The PCI-China series is a predictor of policy changes in China. A
spike in the indicator signals a policy change, while a vertical bar
marks the occurrence of a policy change labeled by the event.
Figure: PCI-China and Major Policy Events in China, 1951 Q1 to
2024 Q3
Introduction
China’s industrialization process has long been a product of
government direction, be it coercive central planning or ambitious
industrial policy. For the first time in the literature, we develop a
quantitative indicator of China’s policy priorities over a long period
of time, which we call the Policy Change Index for China (PCI-China).
The PCI-China is a leading indicator that covers the period from 1951 to
the most recent quarter and can be updated in the future. In other
words, the indicator not only helps us understand the past of China’s
industrialization but also allows us to make short-term predictions
about its future directions.
The design of the PCI-China has two building blocks: (1) it takes as
input data the full text of the People’s Daily — the official
newspaper of the Communist Party of China — since it was founded in
1946; (2) it employs a set of machine learning techniques to “read” the
articles and detect changes in the way the newspaper prioritizes policy
issues.
The source of the PCI-China’s predictive power rests on the fact that
the People’s Daily is at the nerve center of China’s propaganda
system and that propaganda changes often precede policy changes. Before
the great transformation from the central planning under Mao to the
economic reform program after Mao, for example, considerable efforts
were made by the Chinese government to promote the idea of reform, move
public opinion, and mobilize resources toward the new agenda. Therefore,
by detecting (real-time) changes in propaganda, the indicator is,
effectively, predicting (future) changes in policy.
Methodology
To detect changes in how the People’s Daily prioritizes
policy issues, the machine learning algorithm we design is geared toward
carrying out a straightforward task: classifying whether a People’s
Daily article is published on the front page — a proxy for
high-priority content.
The intuition of the design can be explained with the following
example. Imagine an avid reader of the People’s Daily who had
read, remembered, and thought through all the articles published in
recent times (say, five years). They would, consequently, have acquired
a fairly good sense of what kind of articles “should” or “should not”
appear on the front page. But if the reader later picked up surprising
papers, say, in the next quarter — that is, their educated guess about
the new paper turned out to work either particularly well or
exceptionally poorly — it might constitute a signal of change from the
reader’s perspective. While a small surprise may well be taken as noise,
a strong signal would convince the reader that their existing
understanding of the page arrangement is no longer valid and that the
priorities of the People’s Daily have fundamentally
changed.
The design of the machine learning algorithm mimics the reasoning in
the avid reader’s mind and builds the PCI-China on the “surprises” to
the algorithm’s existing understanding of the newspaper.
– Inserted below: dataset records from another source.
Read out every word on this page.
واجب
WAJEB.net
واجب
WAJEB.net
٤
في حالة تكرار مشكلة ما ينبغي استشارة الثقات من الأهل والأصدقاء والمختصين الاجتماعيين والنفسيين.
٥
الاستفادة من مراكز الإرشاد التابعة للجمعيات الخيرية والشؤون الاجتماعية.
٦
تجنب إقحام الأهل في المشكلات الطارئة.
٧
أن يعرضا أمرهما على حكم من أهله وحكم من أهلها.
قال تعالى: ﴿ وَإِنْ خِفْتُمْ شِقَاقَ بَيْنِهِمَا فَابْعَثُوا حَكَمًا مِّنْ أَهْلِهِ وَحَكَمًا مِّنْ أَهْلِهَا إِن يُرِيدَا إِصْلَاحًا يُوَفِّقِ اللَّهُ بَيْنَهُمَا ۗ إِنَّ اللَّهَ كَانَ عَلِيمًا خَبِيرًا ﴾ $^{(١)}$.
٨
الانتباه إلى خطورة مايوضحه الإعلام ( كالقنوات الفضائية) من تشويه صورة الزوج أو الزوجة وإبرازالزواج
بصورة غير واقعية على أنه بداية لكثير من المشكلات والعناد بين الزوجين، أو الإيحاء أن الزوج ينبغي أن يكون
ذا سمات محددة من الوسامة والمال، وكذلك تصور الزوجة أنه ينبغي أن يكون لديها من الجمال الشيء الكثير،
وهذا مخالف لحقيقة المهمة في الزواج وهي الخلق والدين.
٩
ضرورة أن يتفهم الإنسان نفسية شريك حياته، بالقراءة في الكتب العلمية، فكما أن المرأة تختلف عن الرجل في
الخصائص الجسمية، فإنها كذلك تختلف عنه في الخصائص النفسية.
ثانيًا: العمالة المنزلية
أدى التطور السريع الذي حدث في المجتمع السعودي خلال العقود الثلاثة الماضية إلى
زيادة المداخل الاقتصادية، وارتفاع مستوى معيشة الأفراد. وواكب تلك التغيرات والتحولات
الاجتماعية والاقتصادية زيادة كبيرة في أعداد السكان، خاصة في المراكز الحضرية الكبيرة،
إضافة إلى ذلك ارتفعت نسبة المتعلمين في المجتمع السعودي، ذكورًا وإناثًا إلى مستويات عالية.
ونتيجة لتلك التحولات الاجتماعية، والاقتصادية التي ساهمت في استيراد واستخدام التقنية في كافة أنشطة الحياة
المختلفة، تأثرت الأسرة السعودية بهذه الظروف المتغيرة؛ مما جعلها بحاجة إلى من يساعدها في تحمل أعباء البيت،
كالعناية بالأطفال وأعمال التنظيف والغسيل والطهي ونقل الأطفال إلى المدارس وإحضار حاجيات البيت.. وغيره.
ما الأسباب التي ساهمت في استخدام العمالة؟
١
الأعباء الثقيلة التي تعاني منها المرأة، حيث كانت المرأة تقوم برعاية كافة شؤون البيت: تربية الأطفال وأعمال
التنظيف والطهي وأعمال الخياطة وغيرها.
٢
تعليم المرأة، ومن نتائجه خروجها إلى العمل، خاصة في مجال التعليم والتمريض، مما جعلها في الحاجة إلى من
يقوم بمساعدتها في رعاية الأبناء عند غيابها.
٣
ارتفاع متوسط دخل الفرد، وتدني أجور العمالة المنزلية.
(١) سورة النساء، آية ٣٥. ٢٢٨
To train the
algorithm on the text data and a variety of metadata variables
associated with them, we apply a set of machine learning techniques,
such as word embedding, multilayer perceptrons, and recurrent neural
networks. Technical details can be found in Section 4 of our research
paper, “Reading China: Predicting Policy Change with
Machine Learning.”
We have also released the source code of the project on GitHub, which
can be found here.
Main Results
The above figure plots the quarterly PCI-China from 1951 to the most
recent quarter. When the index hovers near zero, the (new) articles in
the current quarter are largely confirming the “paradigm” the algorithm
has acquired from the previous five years, suggesting policy stability.
But if the index increases drastically, it would mean a big “surprise”
to the algorithm’s existing understanding, which, in turn, would
indicate a major policy change in the near future.
The validity of the PCI-China, which we address in Section 5 of our
research
paper, rests on whether it could have predicted important
policy changes in China that have been identified in the literature —
or, the ground truth. These historical events are plotted in the same
figure against the PCI-China time series for comparison. As shown in the
figure, the indicator picks up the beginning of the Great Leap Forward
in 1958, that of the Cultural Revolution in 1966, that of the economic
reform program in 1978, and, more recently, a reform speed-up in 1993
and a reform slow-down in 2005, among others. The PCI-China often leads
these events by months, providing short-term predictions of the latter’s
occurrences.
Furthermore, we show that, by reading articles mis-classified by the
algorithm, one can infer from them the substance of policy changes that
the PCI-China predicts would take place. In other words, the indicator
allows us to not only predict the timing of policy changes but also
understand the substance of these changes before they are realized.
Potential Applications
The design of the PCI-China has an added feature: It is
“language-free.” That is, predicting the occurrences of policy change,
in itself, does not require the researcher to read and process
the Chinese text. The key ingredient of the algorithm is merely the page
on which each article appears. This feature, therefore, suggests that
the method could be applicable to a wide range of other settings, such
as the possibility of predicting policy change in other (ex-)Communist
regimes (e.g., Cuba and North Korea), measuring decentralization in
central-local government relations (such as in China), measuring media
bias in democracies (such as the US), and predicting changes in
lawmakers’ voting behavior and in judges’ judicial or ideological
leaning. Section 6 of our research paper discusses these
potential applications in more detail.